Elize von Carstein inclined her head. A crimson tress slipped free of the mass atop her head and dangled in her face, until she blew it aside. He felt a rush of desire but forced it down. Those days were done and buried. ‘I felt the summons.’ She looked up at the moon. ‘The black bell of Sternieste is tolling and the Templars of the Order of Drakenhof are called to war.’
Erikan looked down at the pommel of his blade, and the red bat, rampant, that was carved there. It was the symbol of the von Carsteins, and of the Drakenhof Templars. He covered it with his hand. ‘And who are we going to war with?’
Elize smiled sadly and said, ‘Everyone. Come, I have an extra horse.’
‘Did you bring it for me?’
Elize didn’t answer. Erikan followed her. He left Obald’s body where it lay, to whatever fate awaited it. The old man’s cankerous spirit was gone. His body was just so much cooling meat now, and Erikan had long since lost his taste for such rancid leavings.
‘Are we all gathering, then?’ Erikan asked, as he followed her through the trees, towards a quiet copse where two black horses waited, red-eyed and impatiently pawing at the earth. Deathless, breathless and remorseless, the horses from the stables of Castle Drakenhof were unmatched by any steed in the known world, save possibly for the stallions of far Ulthuan. He took the bridle of the one she indicated and stroked it, murmuring wordlessly. He’d always had a way with beasts, even after he’d been reborn. He’d kept company with the great shaggy wolves that Obald had pulled from their forest graves, leading them on moonlit hunts. The day Obald had taught him how to call up the beasts himself was the closest he had ever come to true happiness, he thought.

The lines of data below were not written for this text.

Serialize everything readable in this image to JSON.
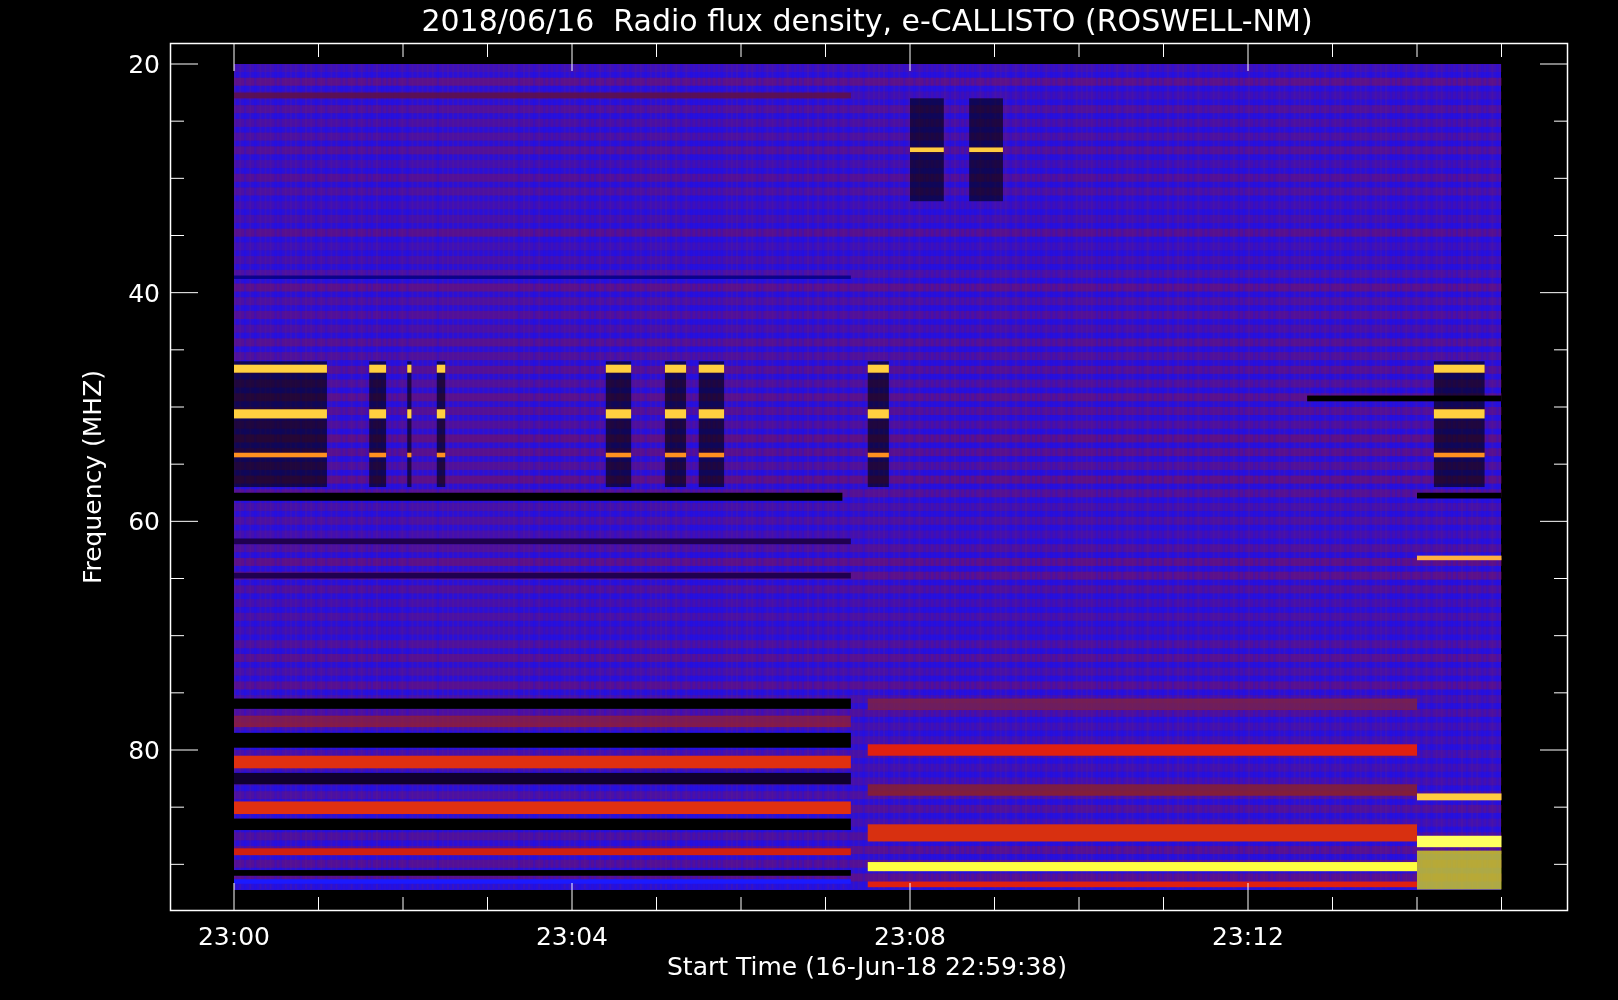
{
  "title": "2018/06/16  Radio flux density, e-CALLISTO (ROSWELL-NM)",
  "y_axis": {
    "label": "Frequency (MHZ)",
    "ticks": [
      "20",
      "40",
      "60",
      "80"
    ]
  },
  "x_axis": {
    "label": "Start Time (16-Jun-18 22:59:38)",
    "ticks": [
      "23:00",
      "23:04",
      "23:08",
      "23:12"
    ]
  }
}
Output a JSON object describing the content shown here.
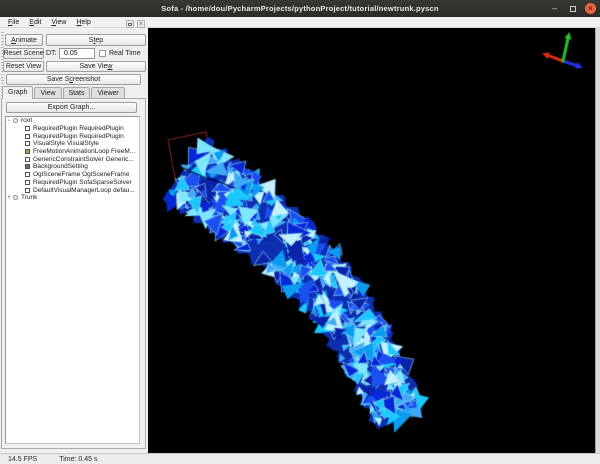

‘All who still persist, and keep to their oath,’ Elize said. ‘I arrived with several of the others. We decided to journey together.’
‘Why?’ Erikan asked.
‘Why wouldn’t we?’ Elize asked, after a moment, as she climbed into her saddle. ‘Is it not meet that the inner circle do so? I saw your trail, and decided to see if you were interested in joining us. You are one of us, after all.’
‘I don’t recall you asking me whether I wished to be,’ he said, softly. Elize kicked her horse into motion and galloped away. Erikan hesitated, and then climbed up into his own saddle and set off after her. As he rode, he couldn’t help but muse that it had always been thus. Elize called and he came. He watched her ride, her slim form bent low over her mount’s neck, her armour glinting dully in the moonlight. She was beautiful and terrible and inexorable, like death given a woman’s shape. There were worse ways to spend eternity, he supposed.
She led him into the high barrows and scrub trees that populated the hills and valleys west of the border with Stirland. Ruins of all sorts dotted the area, the legacy of centuries of warfare. Shattered windmills and slumping manses towered over the gutted remains of border forts and isolated farmsteads. Some were more recent than others, but all had suffered the same fate. This was the no-man’s-land between the provinces of the living and the dead, and nothing of the former survived here for long.
As they left the trees and the fog that had clung to them, he hauled back on the reins of his horse, startled by the sight of the distant edifice of bone, which rose high up into the sky, towering over the area. It was far larger than the rumours he’d heard had intimated. It was less fortress rampart than newborn mountain range. Only the largest of giants would have had a chance of clambering over it. ‘Nagash’s teeth,’ he hissed. ‘I’d heard he’d done it, but I never expected it to be true.’ The sense of finality he’d had before, of endings and final days, came back stronger than ever. Sylvania had always seemed unchanging. A gangrenous wound that never healed, but never grew any worse. But now, now it was finally ready to kill. He wanted to laugh and howl at the same time, but he restrained himself.